= Probus Clubs =

Clubs for retired or semi-retired people

Probus Clubs are clubs for retired or semi-retired people from all walks of life.

==Organisation==

Probus is a local, national, and international association of retired people who come together in non-political, non-sectarian, non-profit, autonomous clubs which provide regular opportunities for members to meet others in similar circumstances, with similar levels of interest, make new friends, and maintain and expand their interests. Probus Clubs can be made up of men, women or be mixed (men and women) clubs. It is normal for the spouses of club members and widows of former members to be encouraged to participate in the social activities.

In some places Rotary Clubs sponsor Probus Clubs but many clubs are sponsored by other Probus Clubs.

By 2018, there were over 400,000 members in approximately 4,000 Probus clubs worldwide.

== History ==
The Probus Club movement was formed in the United Kingdom in 1965. The Probus movement had its beginnings in two clubs, both created by members of Rotary Club. The first was found in 1965: Fred Carnill, a member of the Welwyn Garden City Rotary Club, met other retired friends for morning coffee—mostly ex-commuters to London, with professional and business backgrounds. From this, he started a luncheon club. The Rotary Club president arranged the first meeting and 45 men attended. This club was known as ‘The Campus Club’, the name deriving from the fact that the meeting place was facing the centre of town, 'The Campus'.

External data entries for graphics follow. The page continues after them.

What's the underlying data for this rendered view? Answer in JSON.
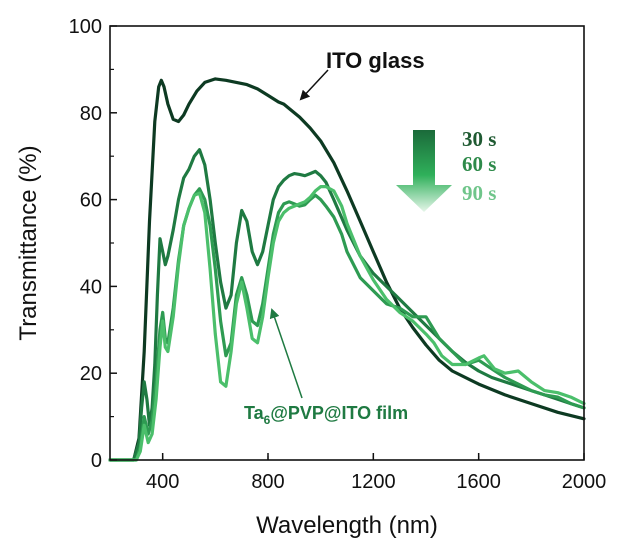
{
  "chart_data": {
    "type": "line",
    "xlabel": "Wavelength (nm)",
    "ylabel": "Transmittance (%)",
    "xlim": [
      200,
      2000
    ],
    "ylim": [
      0,
      100
    ],
    "xticks": [
      400,
      800,
      1200,
      1600,
      2000
    ],
    "yticks": [
      0,
      20,
      40,
      60,
      80,
      100
    ],
    "grid": false,
    "annotations": {
      "ito_label": "ITO glass",
      "film_label_prefix": "Ta",
      "film_label_subscript": "6",
      "film_label_suffix": "@PVP@ITO film"
    },
    "legend": {
      "placement": "top-right",
      "entries": [
        "30 s",
        "60 s",
        "90 s"
      ]
    },
    "series": [
      {
        "name": "ITO glass",
        "color": "#0d3a22",
        "x": [
          200,
          290,
          310,
          330,
          350,
          370,
          385,
          395,
          405,
          420,
          440,
          460,
          480,
          500,
          530,
          560,
          600,
          640,
          680,
          720,
          760,
          800,
          840,
          860,
          880,
          920,
          960,
          1000,
          1050,
          1100,
          1150,
          1200,
          1250,
          1300,
          1350,
          1400,
          1450,
          1500,
          1600,
          1700,
          1800,
          1900,
          2000
        ],
        "y": [
          0,
          0,
          5,
          25,
          55,
          78,
          86,
          87.5,
          86,
          82,
          78.5,
          78,
          79.5,
          82,
          85,
          87,
          87.8,
          87.5,
          87,
          86.5,
          85.5,
          84,
          82.5,
          82,
          81,
          79,
          76.5,
          73.5,
          68.5,
          62,
          55,
          48,
          41,
          35,
          30.5,
          26.5,
          23,
          20.5,
          17.5,
          15,
          13,
          11,
          9.5
        ]
      },
      {
        "name": "30 s",
        "color": "#1f7a42",
        "x": [
          200,
          290,
          310,
          320,
          330,
          340,
          350,
          360,
          370,
          380,
          390,
          400,
          410,
          420,
          440,
          460,
          480,
          500,
          520,
          540,
          560,
          580,
          600,
          620,
          640,
          660,
          680,
          700,
          720,
          740,
          760,
          780,
          800,
          820,
          840,
          860,
          880,
          900,
          920,
          940,
          960,
          980,
          1000,
          1020,
          1050,
          1100,
          1150,
          1200,
          1250,
          1300,
          1350,
          1400,
          1450,
          1500,
          1550,
          1600,
          1650,
          1700,
          1750,
          1800,
          1850,
          1900,
          1950,
          2000
        ],
        "y": [
          0,
          0,
          4,
          12,
          18,
          14,
          8,
          12,
          22,
          38,
          51,
          48,
          45,
          47,
          53,
          60,
          65,
          67,
          70,
          71.5,
          68,
          60,
          50,
          41,
          35,
          38,
          50,
          57.5,
          55,
          48,
          45,
          48,
          54,
          60,
          63,
          64.5,
          65.5,
          66,
          65.8,
          65.5,
          66,
          66.5,
          65.5,
          64,
          60,
          53,
          47,
          43,
          40,
          37,
          34,
          31,
          28,
          25,
          22.5,
          20.5,
          19,
          18,
          17,
          16,
          15,
          14,
          13,
          12
        ]
      },
      {
        "name": "60 s",
        "color": "#2e9b52",
        "x": [
          200,
          300,
          315,
          330,
          345,
          360,
          375,
          390,
          400,
          410,
          420,
          440,
          460,
          480,
          500,
          520,
          540,
          560,
          580,
          600,
          620,
          640,
          660,
          680,
          700,
          720,
          740,
          760,
          780,
          800,
          820,
          840,
          860,
          880,
          900,
          920,
          940,
          960,
          980,
          1000,
          1020,
          1050,
          1080,
          1100,
          1150,
          1200,
          1250,
          1300,
          1350,
          1400,
          1450,
          1500,
          1550,
          1600,
          1650,
          1700,
          1750,
          1800,
          1850,
          1900,
          1950,
          2000
        ],
        "y": [
          0,
          0,
          3,
          10,
          6,
          9,
          18,
          30,
          34,
          28,
          27,
          35,
          46,
          54,
          58,
          61,
          62.5,
          60,
          54,
          44,
          32,
          24,
          27,
          38,
          42,
          38,
          32,
          31,
          36,
          44,
          52,
          57,
          59,
          59.5,
          59,
          58.5,
          58.8,
          60,
          61,
          60,
          58.5,
          56,
          52,
          48,
          42,
          39,
          36,
          35,
          33,
          33,
          28,
          25,
          22,
          23,
          21,
          19,
          17.5,
          16,
          15,
          14.5,
          13,
          12
        ]
      },
      {
        "name": "90 s",
        "color": "#4bbf6b",
        "x": [
          200,
          300,
          315,
          330,
          345,
          360,
          375,
          390,
          400,
          410,
          420,
          440,
          460,
          480,
          500,
          520,
          540,
          560,
          580,
          600,
          620,
          640,
          660,
          680,
          700,
          720,
          740,
          760,
          780,
          800,
          820,
          840,
          860,
          880,
          900,
          920,
          940,
          960,
          980,
          1000,
          1020,
          1050,
          1080,
          1100,
          1150,
          1200,
          1250,
          1300,
          1350,
          1400,
          1430,
          1460,
          1500,
          1550,
          1600,
          1620,
          1660,
          1700,
          1750,
          1800,
          1850,
          1900,
          1950,
          2000
        ],
        "y": [
          0,
          0,
          2,
          8,
          4,
          6,
          14,
          26,
          32,
          26,
          25,
          33,
          45,
          54,
          58,
          61,
          61.5,
          57,
          44,
          29,
          18,
          17,
          25,
          36,
          41,
          35,
          28,
          27,
          33,
          42,
          50,
          55,
          57,
          58,
          58.5,
          59,
          59.5,
          60.5,
          62,
          63,
          63,
          62,
          58.5,
          54.5,
          47,
          41.5,
          37,
          34,
          32,
          29,
          27,
          24,
          22,
          22,
          23.5,
          24,
          21,
          20,
          20.5,
          18,
          16,
          15.5,
          14.5,
          13
        ]
      }
    ]
  }
}
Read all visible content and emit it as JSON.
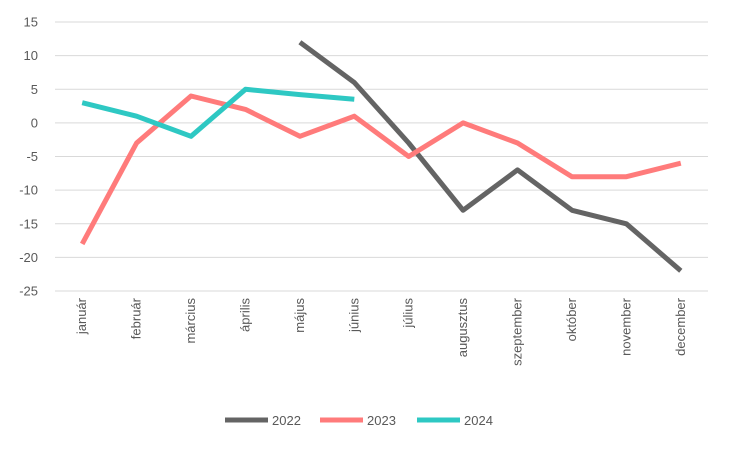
{
  "chart_data": {
    "type": "line",
    "categories": [
      "január",
      "február",
      "március",
      "április",
      "május",
      "június",
      "július",
      "augusztus",
      "szeptember",
      "október",
      "november",
      "december"
    ],
    "ylim": [
      -25,
      15
    ],
    "yticks": [
      15,
      10,
      5,
      0,
      -5,
      -10,
      -15,
      -20,
      -25
    ],
    "grid": true,
    "legend_position": "bottom",
    "series": [
      {
        "name": "2022",
        "color": "#646464",
        "values": [
          null,
          null,
          null,
          null,
          12,
          6,
          -3,
          -13,
          -7,
          -13,
          -15,
          -22
        ]
      },
      {
        "name": "2023",
        "color": "#ff7b7b",
        "values": [
          -18,
          -3,
          4,
          2,
          -2,
          1,
          -5,
          0,
          -3,
          -8,
          -8,
          -6
        ]
      },
      {
        "name": "2024",
        "color": "#2ec8c3",
        "values": [
          3,
          1,
          -2,
          5,
          4.2,
          3.5,
          null,
          null,
          null,
          null,
          null,
          null
        ]
      }
    ]
  }
}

The Rotary District took up the scheme with the result that Rotary International, Britain and Ireland published a leaflet about the idea to encourage other Rotary Clubs to sponsor a similar club:The Probus club was conceived by three businessmen travelling to London by train. The three; James Raper, Harold Blanchard and Edward Mockett OBE (died 1978) were reaching the point of retirement and realized they had a need for fellowship. Thus in the same time period, September 1965 Harold Blanchard the chairman of Caterham Rotary Club Vocational Service Committee (by now retired from business) presented the idea to the Rotary Club.

The members of the Rotary Club Vocational Service Committee decided to organise a monthly lunch. In February 1966, a meeting was advertised for all retired professional and businessmen aged 60 and over. 42 men turned up. A monthly lunch was arranged, at which the Rotary Club President took the chair until the Club had formed its own rules and committee. The inaugural luncheon of the first Probus Club in the United Kingdom (by that name) was on the 2 March 1966.

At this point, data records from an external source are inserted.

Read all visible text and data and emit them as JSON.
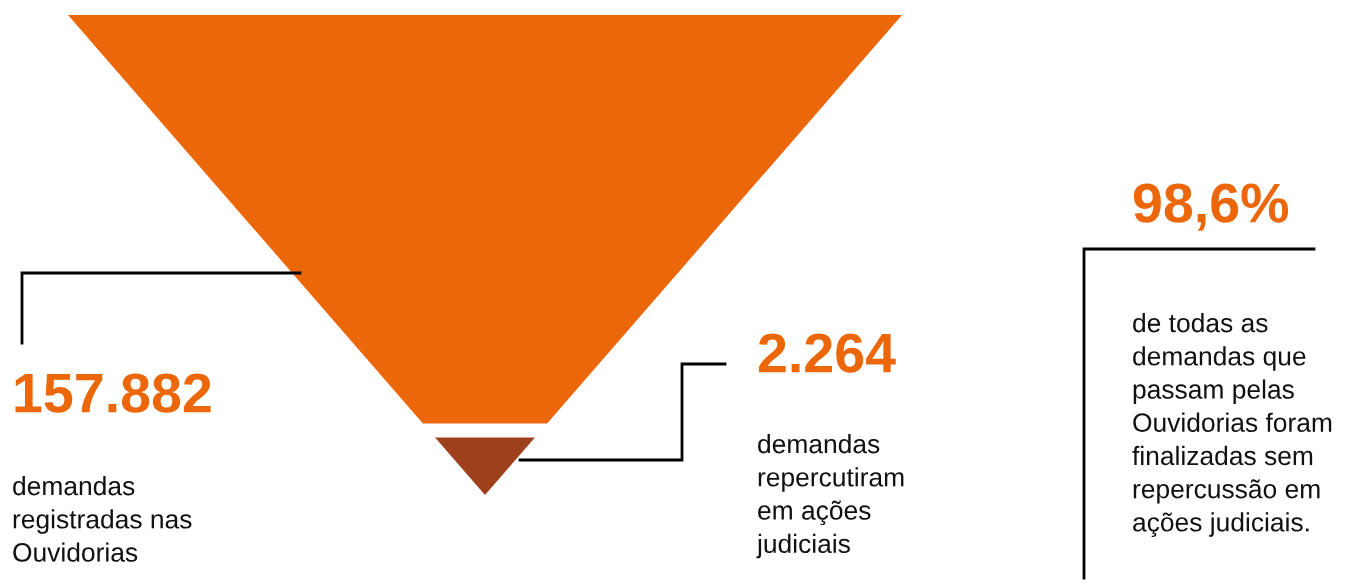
{
  "chart_data": {
    "type": "other",
    "categories": [
      null,
      null
    ],
    "values": [
      157882,
      2264
    ],
    "value_labels": [
      "157.882",
      "2.264"
    ],
    "colors": [
      "#eb670a",
      "#9d401b"
    ],
    "annotations": [
      "demandas\nregistradas nas\nOuvidorias",
      "demandas\nrepercutiram\nem ações\njudiciais",
      "98,6%",
      "de todas as\ndemandas que\npassam pelas\nOuvidorias foram\nfinalizadas sem\nrepercussão em\nações judiciais."
    ]
  }
}
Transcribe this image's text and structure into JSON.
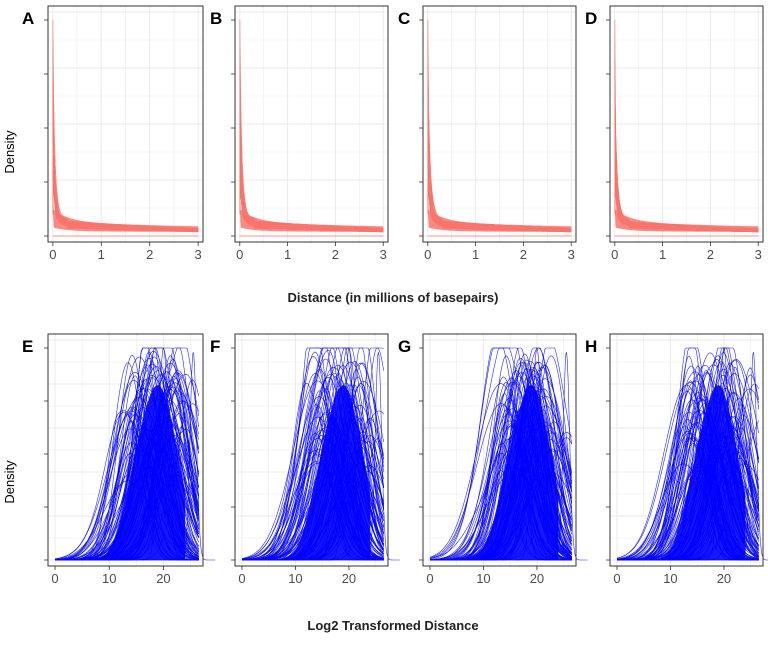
{
  "chart_data": [
    {
      "type": "line",
      "panels": [
        "A",
        "B",
        "C",
        "D"
      ],
      "xlabel": "Distance (in millions of basepairs)",
      "ylabel": "Density",
      "x_ticks": [
        0,
        1,
        2,
        3
      ],
      "xlim": [
        -0.1,
        3.1
      ],
      "y_tick_labels_shown": false,
      "color": "#f8766d",
      "grid": true,
      "series_description": "many overlapping density curves, sharp peak near 0 then long flat tail to 3",
      "typical_curve": {
        "x": [
          0,
          0.03,
          0.08,
          0.15,
          0.25,
          0.4,
          0.6,
          1.0,
          1.5,
          2.0,
          2.5,
          3.0
        ],
        "y": [
          0.3,
          1.0,
          0.55,
          0.3,
          0.17,
          0.1,
          0.07,
          0.045,
          0.035,
          0.03,
          0.027,
          0.025
        ]
      }
    },
    {
      "type": "line",
      "panels": [
        "E",
        "F",
        "G",
        "H"
      ],
      "xlabel": "Log2 Transformed Distance",
      "ylabel": "Density",
      "x_ticks": [
        0,
        10,
        20
      ],
      "xlim": [
        -1.3,
        27.3
      ],
      "y_tick_labels_shown": false,
      "color": "#0000ff",
      "grid": true,
      "series_description": "many overlapping density curves peaking between ~13 and ~26",
      "typical_curve": {
        "x": [
          0,
          5,
          10,
          13,
          15,
          17,
          19,
          20,
          21,
          22,
          23,
          25,
          26
        ],
        "y": [
          0,
          0.0,
          0.08,
          0.3,
          0.55,
          0.6,
          0.75,
          0.85,
          0.8,
          0.6,
          0.2,
          0.02,
          0
        ]
      }
    }
  ]
}
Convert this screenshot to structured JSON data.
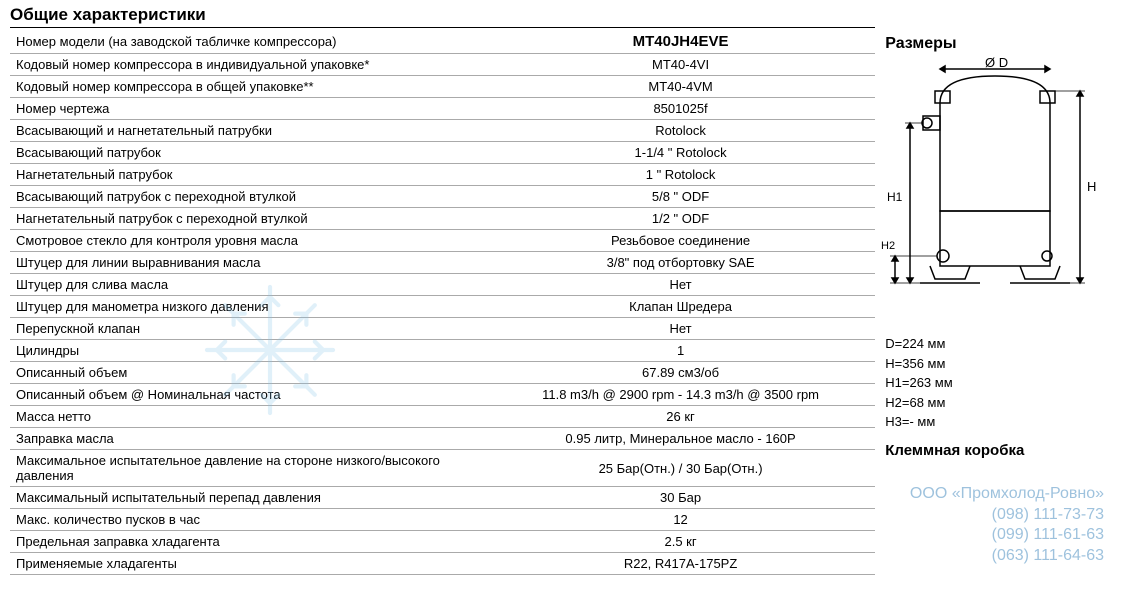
{
  "title": "Общие характеристики",
  "rows": [
    {
      "label": "Номер модели (на заводской табличке компрессора)",
      "value": "MT40JH4EVE",
      "cls": "model"
    },
    {
      "label": "Кодовый номер компрессора в индивидуальной упаковке*",
      "value": "MT40-4VI"
    },
    {
      "label": "Кодовый номер компрессора в общей упаковке**",
      "value": "MT40-4VM"
    },
    {
      "label": "Номер чертежа",
      "value": "8501025f"
    },
    {
      "label": "Всасывающий и нагнетательный патрубки",
      "value": "Rotolock",
      "sep": true
    },
    {
      "label": "Всасывающий патрубок",
      "value": "1-1/4 \" Rotolock"
    },
    {
      "label": "Нагнетательный патрубок",
      "value": "1 \" Rotolock"
    },
    {
      "label": "Всасывающий патрубок с переходной втулкой",
      "value": "5/8 \" ODF"
    },
    {
      "label": "Нагнетательный патрубок с переходной втулкой",
      "value": "1/2 \" ODF"
    },
    {
      "label": "Смотровое стекло для контроля уровня масла",
      "value": "Резьбовое соединение",
      "sep": true
    },
    {
      "label": "Штуцер для линии выравнивания масла",
      "value": "3/8\" под отбортовку SAE"
    },
    {
      "label": "Штуцер для слива масла",
      "value": "Нет"
    },
    {
      "label": "Штуцер для манометра низкого давления",
      "value": "Клапан Шредера"
    },
    {
      "label": "Перепускной клапан",
      "value": "Нет"
    },
    {
      "label": "Цилиндры",
      "value": "1",
      "sep": true
    },
    {
      "label": "Описанный объем",
      "value": "67.89 см3/об"
    },
    {
      "label": "Описанный объем @ Номинальная частота",
      "value": "11.8 m3/h @ 2900 rpm - 14.3 m3/h @ 3500 rpm"
    },
    {
      "label": "Масса нетто",
      "value": "26 кг",
      "sep": true
    },
    {
      "label": "Заправка масла",
      "value": "0.95 литр, Минеральное масло - 160P"
    },
    {
      "label": "Максимальное испытательное давление на стороне низкого/высокого давления",
      "value": "25 Бар(Отн.) / 30 Бар(Отн.)",
      "sep": true
    },
    {
      "label": "Максимальный испытательный перепад давления",
      "value": "30 Бар"
    },
    {
      "label": "Макс. количество пусков в час",
      "value": "12"
    },
    {
      "label": "Предельная заправка хладагента",
      "value": "2.5 кг",
      "sep": true
    },
    {
      "label": "Применяемые хладагенты",
      "value": "R22, R417A-175PZ",
      "sep": true
    }
  ],
  "dimensions_title": "Размеры",
  "dims": {
    "D": "D=224 мм",
    "H": "H=356 мм",
    "H1": "H1=263 мм",
    "H2": "H2=68 мм",
    "H3": "H3=- мм"
  },
  "terminal_title": "Клеммная коробка",
  "watermark": {
    "company": "ООО «Промхолод-Ровно»",
    "phone1": "(098) 111-73-73",
    "phone2": "(099) 111-61-63",
    "phone3": "(063) 111-64-63"
  },
  "diagram": {
    "labels": {
      "D": "Ø D",
      "H": "H",
      "H1": "H1",
      "H2": "H2"
    },
    "colors": {
      "stroke": "#000000",
      "fill": "#ffffff"
    }
  },
  "snowflake_color": "#88c4e8"
}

In May 1966 a Committee was formed with Harold Blanchard as chairman, who is seen as one of the 'Father Figures' of Probus along with James Raper. The name “Probus” was suggested by a member who took the first three letters from 'PROfessional and BUSiness'. It had the advantage that it was a Latin word from which 'probity' is derived. The Probus Club of Caterham was met with success, and became known among other Rotary Clubs with new clubs being founded.

In 1974, Probus expanded into New Zealand and by 1976 the idea had spread to Australia. The first Probus club for seniors in North America was sponsored by the Rotary Club of Galt in Cambridge, Ontario, Canada in 1987. Currently there are 250+ clubs with more than 36,500 members in Canada.

Although Probus membership has its greatest concentrations in the United Kingdom, Australia and New Zealand, clubs today exist in many parts of the world, including the United States, Belgium, India, South Africa and several other countries in Africa and Asia.

== Structure ==
Probus clubs have no central governing body but in some countries Probus Centres have been established by country to disseminate information and assist clubs. Offices are staffed largely by volunteers and operating costs are met by member contributions.

Probus clubs are local to towns and districts. Typically, meetings are held at regular intervals, normally monthly, with a break (sometimes) during the summer. In some countries Probus Club meetings may consist of a lunch followed by a guest speaker whilst others have the speaker before the meal. Some clubs are run on a more informal basis.

Many Probus club members engage in sporting tournaments, have groups for special interests within the club and enjoy regular outings and holidays at home and abroad.

By 2014 there were around 2000 clubs in the UK alone. Despite equality legislation in the UK, membership of most Probus clubs in the UK is restricted to men only, although wives and partners are welcome on social outings.

In the UK and Ireland, a full colour magazine entitled Probus is published quarterly, free of charge to members and distributed to clubs for the cost of delivery. In May 2014 Probus magazine launched a website for Probus members where every club can create its own page free of charge.

In Canada, meetings are typically held monthly with a guest speaker followed by social time and then updates on club activities. There is a national website supporting all 250+ clubs in Canada.